Animal testing on beauty industry

11 February 2022 Estimated time: ~1 min.

Animal testing - Beauty industry and its impact on animals


Many years - too many! – it was promoted the idea that the beauty industry has to test its products on animals because otherwise it is not possible.


First of all, what is a vegan cosmetic? Veganism in the beauty industry means the exclusion of any form of exploitation of animals, both animal ingredients and animal testing.


There are enough ethical alternatives for evaluating the safety of a product, much more accurate than animal testing, which does not even provide a 100% guarantee.


The DNA of each animal is different and the way the body responds to certain substances varies by species.

Alternatives to animal testing would be in vitro (laboratory) testing, on reconstituted skin samples, or testing on human volunteer subjects.

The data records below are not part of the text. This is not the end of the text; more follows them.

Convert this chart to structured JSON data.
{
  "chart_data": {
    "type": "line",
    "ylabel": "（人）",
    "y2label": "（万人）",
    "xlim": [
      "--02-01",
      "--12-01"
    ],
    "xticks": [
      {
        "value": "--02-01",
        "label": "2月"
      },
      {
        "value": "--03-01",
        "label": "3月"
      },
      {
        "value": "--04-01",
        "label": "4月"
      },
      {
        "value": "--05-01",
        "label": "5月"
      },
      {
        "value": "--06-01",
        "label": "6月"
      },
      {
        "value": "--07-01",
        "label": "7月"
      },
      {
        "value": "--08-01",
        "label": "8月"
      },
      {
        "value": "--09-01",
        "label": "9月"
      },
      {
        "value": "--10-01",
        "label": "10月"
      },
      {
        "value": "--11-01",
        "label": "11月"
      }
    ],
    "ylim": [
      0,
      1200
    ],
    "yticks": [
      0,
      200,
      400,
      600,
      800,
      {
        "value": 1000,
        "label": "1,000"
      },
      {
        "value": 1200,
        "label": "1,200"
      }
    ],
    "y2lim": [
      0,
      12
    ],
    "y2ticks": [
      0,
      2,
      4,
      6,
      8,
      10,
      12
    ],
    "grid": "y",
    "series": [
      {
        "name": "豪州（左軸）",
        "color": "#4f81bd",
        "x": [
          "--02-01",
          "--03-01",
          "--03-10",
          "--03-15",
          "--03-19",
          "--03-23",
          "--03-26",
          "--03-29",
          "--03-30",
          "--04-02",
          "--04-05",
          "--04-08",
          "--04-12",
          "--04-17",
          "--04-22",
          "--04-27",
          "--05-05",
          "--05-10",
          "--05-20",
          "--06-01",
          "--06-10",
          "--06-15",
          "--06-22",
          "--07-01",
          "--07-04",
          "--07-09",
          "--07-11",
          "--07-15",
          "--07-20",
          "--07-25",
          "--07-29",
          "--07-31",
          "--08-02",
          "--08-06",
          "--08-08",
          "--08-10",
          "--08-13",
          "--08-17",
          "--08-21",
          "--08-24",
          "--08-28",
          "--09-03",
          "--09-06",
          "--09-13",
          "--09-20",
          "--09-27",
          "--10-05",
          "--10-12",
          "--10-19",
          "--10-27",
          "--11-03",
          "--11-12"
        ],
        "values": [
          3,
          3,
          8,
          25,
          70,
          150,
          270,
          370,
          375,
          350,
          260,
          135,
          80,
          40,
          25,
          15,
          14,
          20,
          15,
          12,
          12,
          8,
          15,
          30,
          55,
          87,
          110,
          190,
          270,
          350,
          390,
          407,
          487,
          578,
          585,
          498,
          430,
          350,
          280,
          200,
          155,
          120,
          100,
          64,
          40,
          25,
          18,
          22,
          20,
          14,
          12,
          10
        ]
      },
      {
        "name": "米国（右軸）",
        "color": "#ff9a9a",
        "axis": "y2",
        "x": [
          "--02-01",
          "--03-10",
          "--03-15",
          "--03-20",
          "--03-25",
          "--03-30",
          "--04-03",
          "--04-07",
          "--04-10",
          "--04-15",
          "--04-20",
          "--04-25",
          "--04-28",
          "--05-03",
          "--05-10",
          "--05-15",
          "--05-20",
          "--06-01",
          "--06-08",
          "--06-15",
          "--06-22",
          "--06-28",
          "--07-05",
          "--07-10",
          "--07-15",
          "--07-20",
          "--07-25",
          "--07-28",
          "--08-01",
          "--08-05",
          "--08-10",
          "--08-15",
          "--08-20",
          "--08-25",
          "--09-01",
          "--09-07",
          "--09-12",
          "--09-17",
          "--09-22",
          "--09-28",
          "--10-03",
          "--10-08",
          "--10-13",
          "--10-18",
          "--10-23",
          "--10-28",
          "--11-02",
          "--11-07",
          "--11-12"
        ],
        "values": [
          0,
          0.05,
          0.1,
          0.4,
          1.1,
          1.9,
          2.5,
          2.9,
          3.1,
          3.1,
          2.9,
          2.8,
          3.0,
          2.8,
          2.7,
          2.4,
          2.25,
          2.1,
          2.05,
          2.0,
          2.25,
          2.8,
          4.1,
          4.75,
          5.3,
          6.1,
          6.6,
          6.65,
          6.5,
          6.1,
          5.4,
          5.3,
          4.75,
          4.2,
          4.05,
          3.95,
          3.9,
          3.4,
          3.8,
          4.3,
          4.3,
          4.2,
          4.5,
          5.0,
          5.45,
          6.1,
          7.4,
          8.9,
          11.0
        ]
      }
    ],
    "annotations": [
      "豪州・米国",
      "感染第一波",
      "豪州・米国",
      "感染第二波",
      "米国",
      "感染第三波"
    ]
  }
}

In fact, vegetable oils, vitamins, plant extracts and many synthetic ingredients already on the market do not require animal testing.


Unfortunately, most cosmetic brands still test on animals, but it is up to each buyer to change that. How? Simple: choosing products and brands that do NOT test on animals.


For example, SABON adopted the EU animal testing regulation when it was first introduced in 2004. It was only then that the European Union adopted a regulation banning the torture of animals, whatever they may be, in the service of beauty.


The brand does not test animals for finished products and, in addition, prohibits the purchase of raw materials from suppliers when they have been tested on animals for cosmetic purposes only.


SABON is a 100% vegan brand, which means that the products do not contain animal ingredients. The only animal by-products used are goat’s milk and honey, for solid soaps.


How do you know if a company is not testing animals?


• Do not sell on the Chinese market - all companies that sell in China test, even indirectly, on animals, because Chinese law requires it.


• I produce and sell locally.


• Their products are not considered dermatocosmetics - as of July 11, 2013, testing of cosmetics and animal care products is no longer allowed in the EU by law, with a few exceptions. The law does not apply to cosmetics-medicine and dermatocosmetics.


• You will not find any ingredients on the labels that could be of animal origin.